DOWNTON ABBEY Producer on the Show's End and a Potential Movie - Give Me My Remote : Give Me My Remote

DOWNTON ABBEY Producer on the Show’s End and a Potential Movie

August 2, 2015 by  

DOWNTON ABBEY is getting ready to say goodbye.

The ITV/PBS series will launch its final season on January 3, 2016 — just two days after the show is honored with a float at the Rose Parade.

And though fans may be lamenting the upcoming end of the series, the show has lasted longer than anyone planned.

“Well, I have to say it was actually rather than it been curtailed, it was extended,” DOWNTON ABBEY star Hugh Bonneville shared during the show’s Television Critics Association panel. “We were all expecting to finish after [season] 5. And it was [creator] Julian [Fellowes] who said to us that he felt…it would be a bit truncated trying to bring it into land over in that fifth series, and so he asked if we’d he wanted to do another nine episodes to make the stories all land in a more appropriate way.”

“I think we made a group decision,” executive producer Gareth Neame added. “I’m delighted that my friends at PBS didn’t want to cancel the show. And ITV in England, they didn’t want to cancel the show. Everyone’s been completely supportive of Julian and the producers and the cast who all felt that now was the right time. There’s no question we could have made a season 7 or 8. I’m sure they would have been fantastic, but it’s about leaving a little bit earlier than you might. And I think certainly true when we started on this. I mean, nobody goes into a TV show really expecting to still be there six years later. But I think if we had finished at five, as Hugh says, that would have been shortchanging a global audience. And perhaps if we tried to eke it out to season 8, we would have felt we’d start running out of ideas. So maybe we’re leaving a little bit earlier, but, I think, on a really high note. And I think it’s been true to the genesis of the project that the people involved in it have been it’s very much it actually is not about Julian saying to the cast when it’s going to end. It was all of us sort of feeling it as we went along.”

But with the show’s conclusion — which will take the story to 1925, just four years shy of the catastrophic 1929 Wall Street crash — there remains a lot of untapped story potential…though there is the possibility to continue on in another form.

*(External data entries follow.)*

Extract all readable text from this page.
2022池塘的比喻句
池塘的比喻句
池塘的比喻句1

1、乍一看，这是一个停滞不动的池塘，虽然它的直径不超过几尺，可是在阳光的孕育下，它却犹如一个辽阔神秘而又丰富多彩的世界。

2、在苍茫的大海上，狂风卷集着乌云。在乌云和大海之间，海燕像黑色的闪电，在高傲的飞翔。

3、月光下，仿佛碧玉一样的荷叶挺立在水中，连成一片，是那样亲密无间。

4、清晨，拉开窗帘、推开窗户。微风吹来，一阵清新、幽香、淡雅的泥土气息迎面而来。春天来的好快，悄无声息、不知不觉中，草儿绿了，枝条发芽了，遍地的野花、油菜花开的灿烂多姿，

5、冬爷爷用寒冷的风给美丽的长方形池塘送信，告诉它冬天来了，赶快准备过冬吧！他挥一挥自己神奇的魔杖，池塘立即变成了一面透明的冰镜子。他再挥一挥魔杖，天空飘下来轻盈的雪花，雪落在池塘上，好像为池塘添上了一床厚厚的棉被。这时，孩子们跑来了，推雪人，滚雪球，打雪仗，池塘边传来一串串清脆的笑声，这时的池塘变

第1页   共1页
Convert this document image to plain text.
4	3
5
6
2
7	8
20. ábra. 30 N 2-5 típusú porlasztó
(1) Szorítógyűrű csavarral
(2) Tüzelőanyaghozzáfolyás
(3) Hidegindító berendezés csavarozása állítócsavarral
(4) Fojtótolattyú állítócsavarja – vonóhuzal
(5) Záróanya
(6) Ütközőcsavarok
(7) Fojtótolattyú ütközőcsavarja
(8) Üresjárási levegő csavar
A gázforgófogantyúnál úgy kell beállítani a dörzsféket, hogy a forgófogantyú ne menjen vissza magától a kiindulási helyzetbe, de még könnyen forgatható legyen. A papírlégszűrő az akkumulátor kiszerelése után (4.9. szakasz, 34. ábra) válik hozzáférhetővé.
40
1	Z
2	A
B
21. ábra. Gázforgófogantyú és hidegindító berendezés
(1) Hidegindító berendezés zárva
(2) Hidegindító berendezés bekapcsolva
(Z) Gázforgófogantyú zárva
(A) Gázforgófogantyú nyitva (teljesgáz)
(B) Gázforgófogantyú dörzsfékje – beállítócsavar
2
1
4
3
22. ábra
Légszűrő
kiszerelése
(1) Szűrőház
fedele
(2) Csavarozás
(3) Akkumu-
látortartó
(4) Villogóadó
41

“I think if we had gone to a season 7 or 8, then we probably would have taken it that much further,” Neame said. “But I guess there is this speculation about whether we’ll ever make a DOWNTON movie, and we might. It’s something that we’ve talked about, but there’s no firm plans about that at all. And it certainly means that we’ve got lots of rich territory that we could go into were that ever to happen. But, no, I mean, it’s a good point. I don’t know if I could bear to see Robert Grantham go through a financial [ruin, again].”

And, for what it’s worth, Neame would love to do a DOWNTON movie at some point.

“I mean, there’s no plan,” he clarified. “There’s rumor and speculation. I’m not denying anything, but there’s no firm plans. I think a DOWNTON movie could be a wonderful thing, but we don’t have a script or a plan or anything as yet.”